Qgroup relation items are used to record a parent<=>child relantionship in the
quota tree. Those items are also created in pairs. In order to distinguish
child from parents a numerical comparison needs to be performed of .objectid
and .offset. The key assumption is that child qgroups (which inherit the id of
the subvolume they represent) will have increasing objectids. Those items have
no body, only a key.

Key:
key.objectid = parent qgroup
key.type = BTRFS_QGROUP_RELATION_KEY
key.offset = child qgroup


ORPHAN item
-----------

ORPHAN items are used to track inodes which are being deleted/truncated. They
are added to the filesystem root of an inode at the beginning of a delete or
truncate operation. This ensures that in case of a crash during a complex i
operation the filesystem will be able to recognise that this inode is likely
to have garbage content and will clean it up. This item doesn't have a body
but the key is used to only store the orphaned inode number.

Key:
key.objectid = BTRFS_ORPHAN_OBJECTID
key.type = BTRFS_ORPHAN_ITEM_KEY
key.offset = inode number


DIR LOG item
------------

TODO: Explain what exactly this item logs and how the key type varies and how
it's supposed to be used in the context of tree logging.

Key:
key.objectid = inode number of the directory
key.type = BTRFS_DIR_LOG_ITEM_KEY or BTRFS_DIR_LOG_INDEX_KEY (Todo: Depends on what ? )
key.offset = first offset (TODO: What exactly is it? )

struct btrfs_dir_log_item {
		/* End of range [key.offset, end] */
        __le64 end;
}


BALANCE item
------------

BALANCE item is inserted when a balancing operation commences.

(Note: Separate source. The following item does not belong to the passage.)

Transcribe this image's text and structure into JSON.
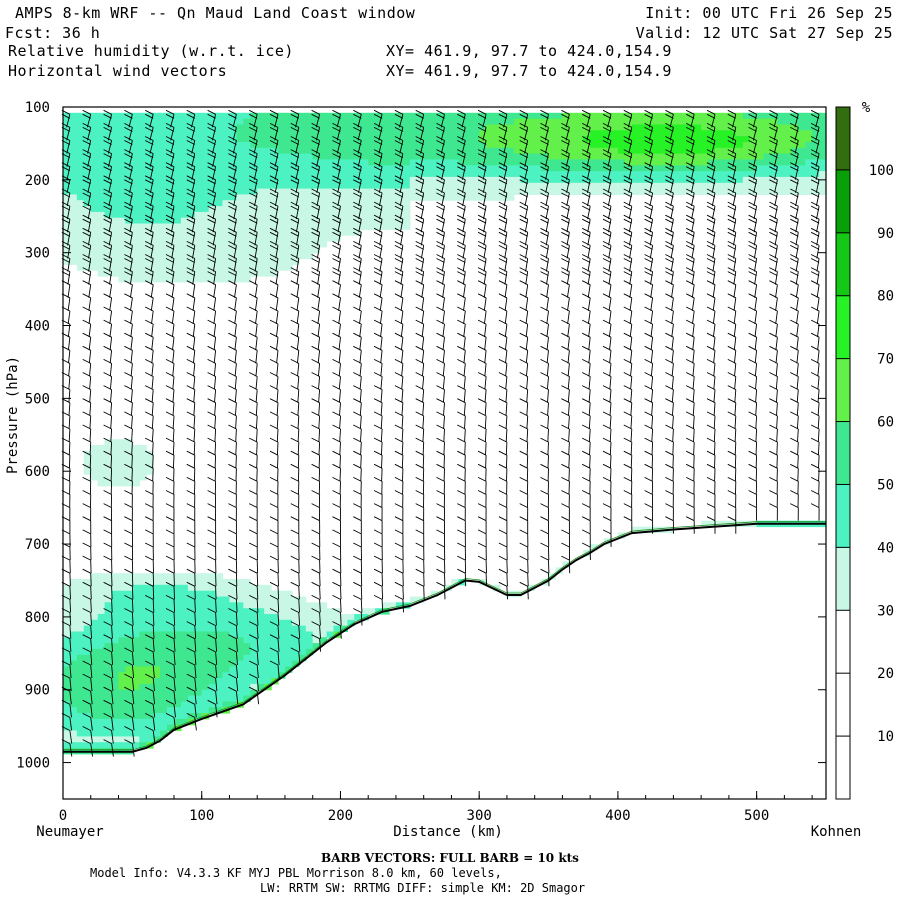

Its purpose is
to enable balancing to continue in case a crash occurs. It stores the
parameters passed from userspace via the ioctl interface.

Key:
key.objectid = BTRFS_BALANCE_OBJECTID
key.type = BTRFS_TEMPORARY_ITEM_KEY
key.offset = 0

struct btrfs_balance_item {
        /* BTRFS_BALANCE_* */
        __le64 flags;
		/* Options for DATA chunks */
        struct btrfs_disk_balance_args data;
		/* Options for META chunks */
        struct btrfs_disk_balance_args meta;
		/* Options for SYSTEM chunks */
        struct btrfs_disk_balance_args sys;

        __le64 unused[4];
}

struct btrfs_disk_balance_args {
        /*
         * profiles to operate on, single is denoted by
         * BTRFS_AVAIL_ALLOC_BIT_SINGLE
         */
        __le64 profiles;

        /*
         * usage filter
         * BTRFS_BALANCE_ARGS_USAGE with a single value means '0..N'
         * BTRFS_BALANCE_ARGS_USAGE_RANGE - range syntax, min..max
         */
        union {
                __le64 usage;
                struct {
                        __le32 usage_min;
                        __le32 usage_max;
                };
        };

        /* devid filter */
        __le64 devid;

        /* devid subset filter [pstart..pend) */
        __le64 pstart;
        __le64 pend;

        /* btrfs virtual address space subset filter [vstart..vend) */
        __le64 vstart;
        __le64 vend;

        /*
         * profile to convert to, single is denoted by
         * BTRFS_AVAIL_ALLOC_BIT_SINGLE
         */
        __le64 target;

        /* BTRFS_BALANCE_ARGS_* */
        __le64 flags;

        /*
         * BTRFS_BALANCE_ARGS_LIMIT with value 'limit'
         * BTRFS_BALANCE_ARGS_LIMIT_RANGE - the extend version can use minimum
         * and maximum
         */
        union {
                __le64 limit;
                struct {
                        __le32 limit_min;
                        __le32 limit_max;
                };
        };

        /*
         * Process chunks that cross stripes_min..stripes_max devices,
         * BTRFS_BALANCE_ARGS_STRIPES_RANGE
         */
        __le32 stripes_min;
        __le32 stripes_max;

        __le64 unused[6];
}

UUID item
----------------

For every created subvolume/snapshot an item is inserted into the UUID tree.
This items is used to map from uuid to subvolume id. 

Key:
key.objectid = first half of UUID 
key.type = UUID_KEY_SUBVOL  or UUID_KEY_RECEIVED_SUBVOL
key.offset = second half of UUID 

The body of the items consists of an array of one or more (but typically one) 
subvolume id.  For subvolumes the key's type field has a value of UUID_KEY_SUBVOL. 
When a subvolume is received it creates both a UUID_KEY_RECEIVED_SUBVOL and 
UUID_KEY_SUBVOL items with the same subvol_id body.